The Republic of Korea’s Ministry of Education, Science and Technology has undergone regular assessment and reform since its beginnings in the 1950’s. As the Republic of Korea’s democracy has strengthened and its economy grown, the Ministry of Education has scrutinized its former systems and proposed reforms to meet the demands of a globalizing world.

Interestingly, according to the UNESCO World Data on Education, in its 2006/2007 revision of the Principles and General Objectives of Education, the Ministry of Education, Science and Technology placed Hongik ingan, a philosophy that promotes “living for the benefit of humanity,” as a touchstone for their educational goals for raising well-educated citizens. Hongik igan can be traced back to ancient Korea, prior to the current division of the people,

Among the characteristics that the Ministry of Education outlines for a model citizen are:

–        A person who seeks to develop his or her own individuality through a well-rounded and wholesome character development

–        A person whose values are firmly grounded on a sound understanding of the national culture

–        A person with the help of well-established, participatory democracy, who contributes to the development of the community he or she resides in.
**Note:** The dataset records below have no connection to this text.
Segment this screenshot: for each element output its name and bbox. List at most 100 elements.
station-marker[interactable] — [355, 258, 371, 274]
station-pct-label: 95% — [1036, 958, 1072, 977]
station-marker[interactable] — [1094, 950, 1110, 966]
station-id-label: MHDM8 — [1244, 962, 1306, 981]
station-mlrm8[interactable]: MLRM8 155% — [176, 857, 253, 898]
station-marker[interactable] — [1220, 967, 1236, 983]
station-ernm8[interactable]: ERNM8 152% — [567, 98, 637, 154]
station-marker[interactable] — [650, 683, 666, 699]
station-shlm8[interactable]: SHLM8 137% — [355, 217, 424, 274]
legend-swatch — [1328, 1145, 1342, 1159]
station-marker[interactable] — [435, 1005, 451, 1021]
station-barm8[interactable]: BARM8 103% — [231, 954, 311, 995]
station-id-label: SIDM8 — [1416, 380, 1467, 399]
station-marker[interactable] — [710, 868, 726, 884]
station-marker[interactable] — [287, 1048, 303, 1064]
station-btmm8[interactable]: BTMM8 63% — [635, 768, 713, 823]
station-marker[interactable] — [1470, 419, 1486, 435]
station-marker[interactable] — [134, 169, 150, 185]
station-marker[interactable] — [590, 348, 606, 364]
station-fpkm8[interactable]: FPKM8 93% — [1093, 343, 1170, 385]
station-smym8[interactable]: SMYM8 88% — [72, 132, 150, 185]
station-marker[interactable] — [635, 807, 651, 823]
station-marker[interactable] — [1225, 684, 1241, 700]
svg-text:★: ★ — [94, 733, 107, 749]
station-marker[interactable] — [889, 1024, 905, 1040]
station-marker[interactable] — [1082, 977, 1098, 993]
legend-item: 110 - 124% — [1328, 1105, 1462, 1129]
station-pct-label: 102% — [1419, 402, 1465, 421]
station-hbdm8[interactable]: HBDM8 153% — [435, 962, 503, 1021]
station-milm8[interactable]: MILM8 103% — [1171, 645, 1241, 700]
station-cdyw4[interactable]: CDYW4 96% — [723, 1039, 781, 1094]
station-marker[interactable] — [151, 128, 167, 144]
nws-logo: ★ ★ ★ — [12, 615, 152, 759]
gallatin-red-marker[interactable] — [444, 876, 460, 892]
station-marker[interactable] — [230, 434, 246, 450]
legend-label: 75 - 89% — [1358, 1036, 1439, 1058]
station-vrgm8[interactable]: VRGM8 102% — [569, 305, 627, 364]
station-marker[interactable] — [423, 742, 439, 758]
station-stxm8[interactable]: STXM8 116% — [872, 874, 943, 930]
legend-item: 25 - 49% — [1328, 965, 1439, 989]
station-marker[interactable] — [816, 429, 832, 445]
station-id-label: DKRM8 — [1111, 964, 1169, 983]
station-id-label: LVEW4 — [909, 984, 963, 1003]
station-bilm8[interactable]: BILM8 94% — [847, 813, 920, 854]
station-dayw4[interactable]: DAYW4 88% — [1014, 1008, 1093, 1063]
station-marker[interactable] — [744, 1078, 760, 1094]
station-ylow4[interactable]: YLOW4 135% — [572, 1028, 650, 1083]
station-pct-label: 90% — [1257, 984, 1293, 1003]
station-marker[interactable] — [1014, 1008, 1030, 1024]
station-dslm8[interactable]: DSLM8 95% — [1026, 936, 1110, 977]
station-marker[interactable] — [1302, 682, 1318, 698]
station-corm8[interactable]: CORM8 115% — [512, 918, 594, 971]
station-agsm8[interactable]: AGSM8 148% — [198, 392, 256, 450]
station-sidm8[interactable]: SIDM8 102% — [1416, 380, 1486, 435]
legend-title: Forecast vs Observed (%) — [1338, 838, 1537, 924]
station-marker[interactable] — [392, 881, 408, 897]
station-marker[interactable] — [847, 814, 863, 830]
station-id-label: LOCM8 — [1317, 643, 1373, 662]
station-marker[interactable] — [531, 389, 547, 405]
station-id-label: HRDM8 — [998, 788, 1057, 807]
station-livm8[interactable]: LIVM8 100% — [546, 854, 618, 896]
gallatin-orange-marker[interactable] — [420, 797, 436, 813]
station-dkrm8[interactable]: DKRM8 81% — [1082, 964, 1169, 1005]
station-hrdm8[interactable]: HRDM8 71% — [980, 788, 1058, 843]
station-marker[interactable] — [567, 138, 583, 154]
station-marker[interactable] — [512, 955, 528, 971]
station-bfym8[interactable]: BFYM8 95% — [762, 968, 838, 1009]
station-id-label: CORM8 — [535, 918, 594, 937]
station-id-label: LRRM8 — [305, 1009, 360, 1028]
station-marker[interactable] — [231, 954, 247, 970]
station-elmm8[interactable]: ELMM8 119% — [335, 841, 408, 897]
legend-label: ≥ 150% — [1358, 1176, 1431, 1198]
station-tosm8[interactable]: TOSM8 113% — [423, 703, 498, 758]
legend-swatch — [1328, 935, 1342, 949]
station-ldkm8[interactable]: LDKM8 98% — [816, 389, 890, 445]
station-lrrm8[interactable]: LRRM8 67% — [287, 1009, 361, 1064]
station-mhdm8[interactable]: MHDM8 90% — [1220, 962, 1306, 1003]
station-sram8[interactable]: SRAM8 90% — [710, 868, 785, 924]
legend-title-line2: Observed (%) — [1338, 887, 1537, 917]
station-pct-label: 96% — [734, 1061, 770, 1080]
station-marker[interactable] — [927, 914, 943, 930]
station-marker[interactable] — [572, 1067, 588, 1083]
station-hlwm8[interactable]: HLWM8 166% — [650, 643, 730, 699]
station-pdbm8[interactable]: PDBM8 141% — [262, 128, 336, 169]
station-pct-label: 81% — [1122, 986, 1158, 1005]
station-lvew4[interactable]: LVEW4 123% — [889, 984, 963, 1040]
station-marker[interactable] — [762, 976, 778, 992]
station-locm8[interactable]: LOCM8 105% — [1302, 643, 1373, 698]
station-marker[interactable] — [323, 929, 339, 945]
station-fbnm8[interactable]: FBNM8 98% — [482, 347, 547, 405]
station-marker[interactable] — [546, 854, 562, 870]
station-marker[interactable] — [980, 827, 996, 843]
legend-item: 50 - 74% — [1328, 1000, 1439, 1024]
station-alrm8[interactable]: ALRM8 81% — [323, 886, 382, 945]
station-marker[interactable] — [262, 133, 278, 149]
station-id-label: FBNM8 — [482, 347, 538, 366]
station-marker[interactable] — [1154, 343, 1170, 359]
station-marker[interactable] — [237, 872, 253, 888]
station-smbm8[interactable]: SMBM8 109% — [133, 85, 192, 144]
The general reform seeks to provide life-long learning opportunities for all citizens, including its growing multi-cultural populations, and is driven by the desire to develop a force of human resources that will benefit not only the Korean economy and society, but make Korea a “leader in the world history in spiritual as well as material terms.”

Granted the work to meet 21st-centry demands is an ongoing task, but the aspirations widen the scope of reform, opening the door to explore new systems and approaches guided by higher ideals.